Planning isn’t my strong suit

If you want to see the hackiest storyboard ever, I’m your gal.

For my remediation project, my original intent was to take my short story (a criticism of social media) and create an infographic (or a series of infographics). I was going to make my own survey and everything – in fact, I spent a good hour coming up with a rough draft:

Screenshot of my survey.
Creatively entitled “Survey”

This was all before I realized that I hated my idea. Not that it was a bad idea, but I think it wasn’t the best for my exigence.

I started messing around with Windows Movie Maker, and I made a tiny 3 second clip that took forever to make because stop-motion animations tend to do that. Not that I’m at all familiar with making animations, but I saw the idea took shape in my mind more quickly than I could tell myself that it was a risky move that would probably take a huge time commitment in order to fulfill.

I spent the rest of the night making probably the worst storyboard you’ll ever see:

Screenshot of my storyboard. It consists of a few digital images and mostly blank boxes.
You can probably tell where I started to give up on making it visual. (Sorry you can’t read any of it. Trust me, even if you could it wouldn’t make sense.)

I learned a few things from this very wishy-washy evening of storyboarding (looks like “storyboarding” isn’t a word. It should be).

First, I hate making storyboards. Having to plan the fate of my project gives me anxiety. I know it’s supposed to get the creative juices flowing, but it has the opposite effect for me. Only when I jumped into my project (making the survey) did I realize that I didn’t like the idea. And only when I began my animation did I realize that I had an abundance of ideas for the finished project.

Second, I learned that my first idea is very seldom my best idea.
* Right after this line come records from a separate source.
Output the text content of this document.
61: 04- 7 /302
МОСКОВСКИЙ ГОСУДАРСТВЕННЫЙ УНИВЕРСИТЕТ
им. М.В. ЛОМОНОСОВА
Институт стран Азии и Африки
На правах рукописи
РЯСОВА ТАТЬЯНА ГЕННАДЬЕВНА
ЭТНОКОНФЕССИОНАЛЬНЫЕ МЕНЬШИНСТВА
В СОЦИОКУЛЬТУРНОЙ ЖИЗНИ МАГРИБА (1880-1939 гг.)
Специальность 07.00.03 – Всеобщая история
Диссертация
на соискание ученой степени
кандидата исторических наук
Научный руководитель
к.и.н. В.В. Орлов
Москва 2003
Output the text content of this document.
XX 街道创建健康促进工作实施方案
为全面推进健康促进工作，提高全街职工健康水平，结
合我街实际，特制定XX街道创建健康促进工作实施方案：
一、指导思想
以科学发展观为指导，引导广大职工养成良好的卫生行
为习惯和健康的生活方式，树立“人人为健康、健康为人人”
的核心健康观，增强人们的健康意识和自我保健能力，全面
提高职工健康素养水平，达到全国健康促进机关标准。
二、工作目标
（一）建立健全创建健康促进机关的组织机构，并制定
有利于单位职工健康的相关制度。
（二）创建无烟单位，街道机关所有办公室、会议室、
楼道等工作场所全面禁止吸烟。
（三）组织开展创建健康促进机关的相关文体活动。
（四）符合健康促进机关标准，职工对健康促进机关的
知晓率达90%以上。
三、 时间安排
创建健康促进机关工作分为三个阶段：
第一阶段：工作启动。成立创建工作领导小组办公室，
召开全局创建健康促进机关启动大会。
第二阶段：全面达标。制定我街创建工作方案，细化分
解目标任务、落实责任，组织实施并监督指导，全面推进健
I don’t need much explanation for this I don’t think.

Lastly, I discovered the difficulty of trying to make my exigence fit with a medium that just didn’t accommodate it very nicely. It would probably have been a better approach if I had embraced my exigence and chose a medium to fit it rather than picking a medium and trying to alter my exigence accordingly. This was probably pretty obvious to everyone else. Oh well.

I guess planning just isn’t my strong suit.

Brie Winnega

Hey, I'm Brie. I'm an English major who's addicted to reading, writing, and ponytails.

2 thoughts to “Planning isn’t my strong suit”

  1. Hey Brie! Interesting post. I found it intriguing that you found story boarding to be a source on anxiety. For me, I would nervous if I did not have a road map of where I plan to go with my project. Regardless, I guess that just goes to show that everyone has their own style of doing things. As for your struggle with exigence, I completely understand. It seems so intuitive, do something that highlights your argument. But it is so much more complex than that. When the options are endless, it’s so challenging to choose the best medium and platform for the exigence. I’m excited to see where you take your project!

  2. Brie,

    I get similar anxiety when trying to plan my projects. In general I’m a very organized person, but when it comes to creative work I just never seem to have a “vision,” so it’s difficult for me to plan out my projects. If you had to jump in to one of your ideas to realize you hated it, I think that’s great. That may even be better than planning out your idea in detail and then beginning work on it only to discover you hate it…that’s a lot of wasted effort. I remember when you showed me your first stop motion (even though you were still planning on doing the info graphics). I loved it, and it definitely affected me more than I think an info graphic would, so it seems like the perfect choice for your exigence. I think it will really affect your audience the way you want.